Read our complete tutorial on how to use the undetected-chromedriver in Python to learn more.
Curl_cffi
Curl_cffi is an improved version of the standard cURL library in Python. It patches the standard cURL library with actual browser fingerprints, allowing it to emulate popular browsers like Chrome, Safari, and Edge.
It bypasses anti-bots like Cloudflare by replacing detectable bot-like signals, such as cURL's OpenSSL library, with Chrome's BoringSSL. However, curl_cffi isn't a headless browser and can't execute JavaScript. So, it has fingerprinting limitations and can still be flagged by advanced anti-bot measures.
👍 Pros:
- Emulates different browsers without introducing memory overhead.
- Good for bypassing basic fingerprinting tests.
- Simple learning curve.
👎 Cons:
- It can't bypass sophisticated anti-bot measures.

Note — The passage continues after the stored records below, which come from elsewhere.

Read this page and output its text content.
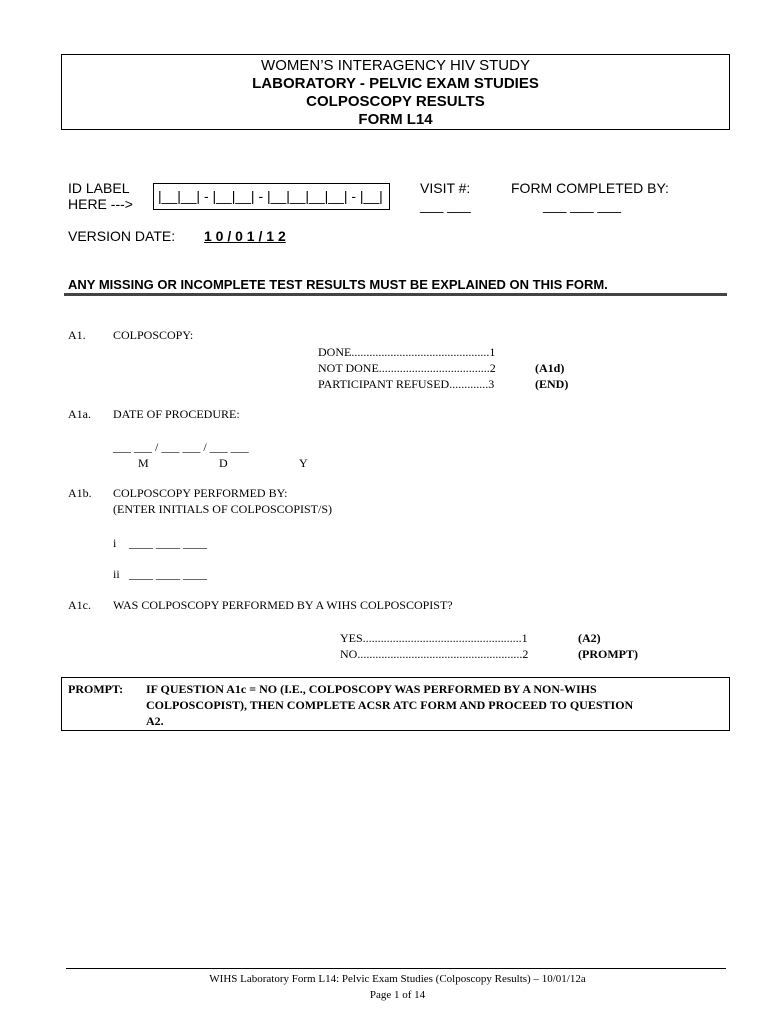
WOMEN’S INTERAGENCY HIV STUDY
LABORATORY - PELVIC EXAM STUDIES
COLPOSCOPY RESULTS
FORM L14
ID LABEL
HERE ---> |__|__| - |__|__| - |__|__|__|__| - |__|	VISIT #:
___ ___
FORM COMPLETED BY:
___ ___ ___
VERSION DATE: 1 0 / 0 1 / 1 2
ANY MISSING OR INCOMPLETE TEST RESULTS MUST BE EXPLAINED ON THIS FORM.
A1. COLPOSCOPY:
DONE..............................................1
NOT DONE.....................................2	(A1d)
PARTICIPANT REFUSED.............3	(END)
A1a. DATE OF PROCEDURE:
___ ___ / ___ ___ / ___ ___
M	D	Y
A1b. COLPOSCOPY PERFORMED BY:
(ENTER INITIALS OF COLPOSCOPIST/S)
i ____ ____ ____
ii ____ ____ ____
A1c. WAS COLPOSCOPY PERFORMED BY A WIHS COLPOSCOPIST?
YES.....................................................1	(A2)
NO.......................................................2	(PROMPT)
PROMPT: IF QUESTION A1c = NO (I.E., COLPOSCOPY WAS PERFORMED BY A NON-WIHS
COLPOSCOPIST), THEN COMPLETE ACSR ATC FORM AND PROCEED TO QUESTION
A2.
WIHS Laboratory Form L14: Pelvic Exam Studies (Colposcopy Results) – 10/01/12a
Page 1 of 14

- Its inability to execute JavaScript reduces the chances of evading anti-bots.
Want to learn more about curl_cffi? Check out our detailed tutorial on using curl_cffi for Python web scraping.
Cfscrape
The cfscrape library is another popular browser emulator for bypassing Cloudflare in Python. This tool follows the same operational pattern as Cloudscraper. The only difference is that cfscrape doesn't allow you to specify a browser, as it only emulates Chrome by default.
That said, cfscrape isn't perfect: it can only handle webpages with simple anti-bot measures, meaning it's ineffective against advanced Cloudflare protection. It also requires downgrading to a lower urllib3 version because it doesn't support urlliib3 versions 2+. You might need to run the following command to install a specific lower version of urllib3:
pip install "urllib3<2"
👍 Pros:
- Easy to use and implement.
👎 Cons:
- Ineffective against advanced Cloudflare challenges.
- It lacks maintenance and updates.
- It's less feature-rich than other options like Cloudscraper.
- Incompatible with recent urllib3 versions (versions 2+).
- No option to switch browsers.
Want to learn more about bypassing blocks with cfscrape? Check out our detailed tutorial on using cfscrape with Python.
Conclusion
Knowing how to bypass anti-bots is as vital as the scraping process itself, especially when you're looking to scrape a web page protected by Cloudflare. In this article, we covered 5 techniques for bypassing Cloudflare using Python. They include Cloudscraper, cfscrape, ZenRows, undetected-chromedriver, and curl_cffi.
While the other tools often fail with large-scale scraping or advanced Cloudflare security measures, ZenRows is the only solution capable of bypassing Cloudflare and any other anti-bot at scale. What's more, ZenRows only requires a single API call and doesn't involve technical setup like the other tools.
Try ZenRows for free now without a credit card!
Frequent Questions
What Is Cloudflare Bot Manager?
Cloudflare Bot Manager is one of the most professional and implemented web security systems used to mitigate attacks from malicious bots. Unfortunately for us, web scrapers might be unfairly detected.
Cloudflare bot detection techniques include TLS fingerprinting, Event tracking and canvas fingerprinting. If you've tried to scrape a Cloudflare-protected site before, some of the errors you'll see include:
- Error 1020: access denied.
- Error 1010: the owner of this website has banned your access based on your browser's signature.
- Error 1015: you are being rate-limited.
- Error 1012: access denied.
These are usually accompanied by a Cloudflare 403 Forbidden HTTP response status code.